Como dizia a geógrafa brasileira Bertha Becker (1930-2013), coexistem diferentes momentos de tempo-espaço na Amazônia. Enquanto em alguns lugares há iniciativas de intensificação da conservação, em outros sobrevive a mentalidade da grilagem e da violência rural. Diante de tal realidade, é possível explicar, por exemplo, a resistência de grandes proprietários de terra à divulgação de documentos básicos, como a certificação de origem de seus produtos. O temor deles é que, se for provado que, na realidade, não possuem certificação sustentável, os consumidores, conscientes, poderão evitar a compra de seus frutos gropecuários.

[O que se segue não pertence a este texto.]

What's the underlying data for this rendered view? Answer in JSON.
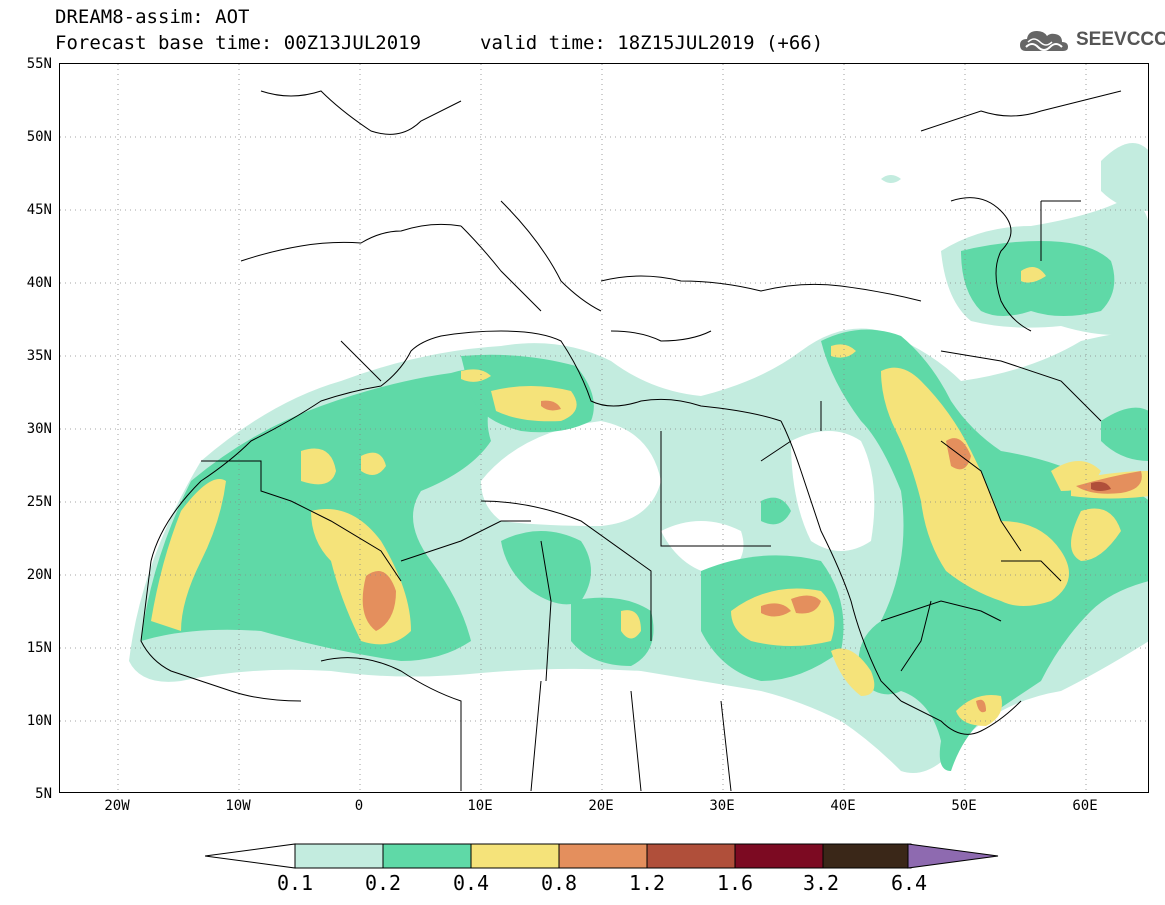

As áreas desmatadas na Amazônia brasileira já chegam a quase 800000 quilômetros quadrados. Estudos recentes mostram ser factível atender à demanda por produtos agrícolas sem desmatamentos adicionais – não apenas na Amazônia, como em todos os biomas brasileiros -, por meio de aumento de produtividade, em especial nas áreas de pastagem. Os desmatamentos ilegais devem ser duramente combatidos, sem tréguas, e a rede de áreas protegidas precisa de fortalecimento. Ainda que o quadro recessivo presente possa impor dificuldades de ações que dependem de orçamentos públicos, vivemos num momento único de nossa história em que a população aspira a que o Brasil adentre finalmente o rol de um Estado democrático de direito. Uma das consequências necessárias para tanto será a manutenção de nosso patrimônio natural, como a Floresta Amazônica, sem diminuir nosso potencial como grande produtor de alimentos.
Somente um conjunto de ações integradas, visando a áreas públicas e privadas, poderá controlar e, idealmente, zerar o desmatamento e a degradação na Amazônia. Um dos caminhos é investir em tecnologia. Ferramentas modernas de observação das alterações da vegetação, com o uso de sensores a bordo de satélites – desenvolvidos pioneiramente no Brasil, pelo Inpe – detectam quase em tempo real os desmatamentos ilegais. Isso tem sido fundamental para coibir e punir a, prática ilegal. É notável o avanço na nossa capacidade de observar a Terra remotamente. Artigo publicado na revista Science em janeiro, assinado pelo pesquisador americano Greg Asner, reporta o uso de uma nova tecnologia: com base em imagens a laser obtidas por aeronaves, discriminaram-se áreas de máxima biodiversidade na Amazônia peruana e nos Andes. Ambas as regiões são prioritárias para conservação. As informações, portanto, existem e são coletadas. Para reverter o cenário, agora desanimador, da Amazônia, basta o país não olhar para o outro lado.
*Professor e pesquisador. Matéria em parceria com a pesquisadora Ana Paula Dutra de Aguiar, na Revista Veja, Edição nº 2518 de 22/02/2017.